Las clases oligárquicas y racistas del país vivieron un ciclo de “terror”; no dejaron de manifestarse en los diarios y en la prensa como “víctimas de la violencia indígena”. El presidente de la Cámara de Agricultura de la Primera Zona denunció que los sublevados habían vaciado los comercios y habían puesto a cocinar a las mujeres hacendadas en el Chimborazo. Tal vez esos hechos ocurrieron efectivamente, como una minúscula venganza (diría de tipo educativa) por el trabajo doméstico, casi siervo, de las mujeres indígenas en las haciendas, el cual pocas veces era remunerado. En todo caso, una serie de acontecimientos ocurrieron dentro de la movilización que nos demuestra el poder de las resignificaciones sociales y culturales, producto también del pensamiento intelectual indígena: cantar el himno nacional en quichua, la resemantización de palabras que habían sido destinadas a estigmatizar, como “runa” o indio, hacer que las mujeres hacendadas cocinaran, tomar las iglesias y celebrar misas para bendecir la movilización. Todo esto configura lo que Homi Bhabha llama el derecho a resignificar; es decir, a cambiar los significados que fueron durante años símbolos de opresión. Este derecho no es aislado, sino que está inmerso en los demás derechos colectivos: territoriales, educativos y lingüísticos, que están estipulados en el Convenio 169 de la OIT desde 1989.

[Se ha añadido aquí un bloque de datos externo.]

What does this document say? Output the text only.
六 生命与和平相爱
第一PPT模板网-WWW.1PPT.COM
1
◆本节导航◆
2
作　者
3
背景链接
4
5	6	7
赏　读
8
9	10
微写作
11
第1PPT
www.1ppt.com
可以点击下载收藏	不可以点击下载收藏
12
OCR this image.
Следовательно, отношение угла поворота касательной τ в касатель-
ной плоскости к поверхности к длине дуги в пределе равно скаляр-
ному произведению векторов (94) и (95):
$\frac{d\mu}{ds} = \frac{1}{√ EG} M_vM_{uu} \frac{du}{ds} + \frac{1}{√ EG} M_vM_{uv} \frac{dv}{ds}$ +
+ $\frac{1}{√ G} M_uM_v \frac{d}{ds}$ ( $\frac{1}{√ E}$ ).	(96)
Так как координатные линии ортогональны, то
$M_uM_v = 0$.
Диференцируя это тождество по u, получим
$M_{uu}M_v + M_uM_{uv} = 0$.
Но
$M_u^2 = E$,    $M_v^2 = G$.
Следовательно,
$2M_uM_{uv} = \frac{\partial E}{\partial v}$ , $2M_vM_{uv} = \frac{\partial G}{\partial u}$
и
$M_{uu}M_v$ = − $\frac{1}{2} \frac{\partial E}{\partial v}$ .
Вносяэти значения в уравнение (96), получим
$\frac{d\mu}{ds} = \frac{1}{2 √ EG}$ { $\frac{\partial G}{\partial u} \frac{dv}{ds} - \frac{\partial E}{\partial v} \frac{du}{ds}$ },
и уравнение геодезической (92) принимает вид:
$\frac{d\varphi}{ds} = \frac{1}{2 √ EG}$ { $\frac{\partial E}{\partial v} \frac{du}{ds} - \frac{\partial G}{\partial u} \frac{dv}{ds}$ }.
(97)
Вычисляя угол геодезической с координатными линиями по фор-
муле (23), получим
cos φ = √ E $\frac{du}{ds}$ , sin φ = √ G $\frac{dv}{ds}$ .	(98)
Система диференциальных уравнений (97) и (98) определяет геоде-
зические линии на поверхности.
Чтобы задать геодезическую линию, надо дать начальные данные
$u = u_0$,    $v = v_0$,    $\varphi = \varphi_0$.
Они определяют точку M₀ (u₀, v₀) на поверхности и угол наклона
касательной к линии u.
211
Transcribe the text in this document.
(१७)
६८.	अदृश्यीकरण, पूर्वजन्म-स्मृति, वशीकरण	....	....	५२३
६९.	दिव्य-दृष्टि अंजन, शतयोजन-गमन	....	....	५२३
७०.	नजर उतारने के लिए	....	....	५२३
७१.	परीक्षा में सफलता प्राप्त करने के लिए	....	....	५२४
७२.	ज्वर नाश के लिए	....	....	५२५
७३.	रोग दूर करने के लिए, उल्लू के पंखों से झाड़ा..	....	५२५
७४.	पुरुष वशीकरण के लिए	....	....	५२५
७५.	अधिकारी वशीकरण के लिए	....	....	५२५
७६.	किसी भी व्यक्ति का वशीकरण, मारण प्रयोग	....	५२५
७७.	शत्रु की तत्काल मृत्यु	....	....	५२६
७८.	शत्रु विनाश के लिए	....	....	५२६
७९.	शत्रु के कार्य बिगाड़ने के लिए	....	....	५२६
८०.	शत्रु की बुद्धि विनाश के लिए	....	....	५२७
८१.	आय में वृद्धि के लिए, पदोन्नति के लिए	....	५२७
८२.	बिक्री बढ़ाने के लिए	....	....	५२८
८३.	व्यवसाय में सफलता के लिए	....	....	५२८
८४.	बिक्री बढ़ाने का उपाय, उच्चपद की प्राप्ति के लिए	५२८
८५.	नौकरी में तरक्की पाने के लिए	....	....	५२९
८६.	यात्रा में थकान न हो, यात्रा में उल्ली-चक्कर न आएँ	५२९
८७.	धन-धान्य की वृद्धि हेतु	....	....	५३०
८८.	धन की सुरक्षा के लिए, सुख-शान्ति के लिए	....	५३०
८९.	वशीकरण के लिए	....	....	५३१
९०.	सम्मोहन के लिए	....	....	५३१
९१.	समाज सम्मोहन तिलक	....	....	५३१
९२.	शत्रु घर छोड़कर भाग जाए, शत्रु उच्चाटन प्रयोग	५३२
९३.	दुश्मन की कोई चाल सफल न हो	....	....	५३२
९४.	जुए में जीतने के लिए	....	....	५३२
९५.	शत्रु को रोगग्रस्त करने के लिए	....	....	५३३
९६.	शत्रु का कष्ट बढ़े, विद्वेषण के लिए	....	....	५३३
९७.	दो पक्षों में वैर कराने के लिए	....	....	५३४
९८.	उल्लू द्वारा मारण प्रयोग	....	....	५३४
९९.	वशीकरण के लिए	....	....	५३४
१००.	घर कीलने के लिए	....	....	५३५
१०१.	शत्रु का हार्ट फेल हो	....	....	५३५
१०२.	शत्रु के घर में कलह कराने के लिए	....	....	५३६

El gobierno de la Izquierda Democrática aceptó establecer un canal de diálogo el 6 de junio, pero el mismo fue desestimado días después por la represión que sufrieron varios dirigentes sublevados. La toma de la Iglesia finalizó el 7 de junio y en julio se celebró en Quito el Primer Encuentro Continental de los Pueblos Indios, que dio como resultado La Declaración de Quito. Primer instrumento jurídico internacional y descolonizador firmado por los delegados indígenas del Continente. Cuatro años después salió a la luz el Ejército Zapatista de Liberación Nacional (EZLN) en México, y en 1999 ocurrió la Revolución del Agua en Bolivia. La década del noventa fue fecunda de movilizaciones indígenas que rechazaban la globalización, la que absorbe las diferencias culturales y económicas para vomitar hegemonía capitalista, a veces disfrazada de multiculturalismo.
Hoy, después de 25 años de haberse producido el levantamiento, las demandas de los pueblos indígenas del Ecuador siguen vigentes. El gobierno actual ha establecido un modelo de desarrollo extractivista que vulnera los derechos de consulta y participación de las comunidades. La CONAIE retomó las alianzas con los sectores clasistas para defenderse de la envestida desarrollista, continuadora de la globalización. Sin embargo, evidentemente las constantes tensiones con el poder ha afectado a la organización, la cual se encuentra en constate transformación y reflexión sobre su futuro organizativo. Entonces la consigna se mantiene y se actualiza: “525 años de resistencia” pero no solamente resistiendo, sino también construyendo el sueño de que otro mundo, diverso y anticapitalista, es posible.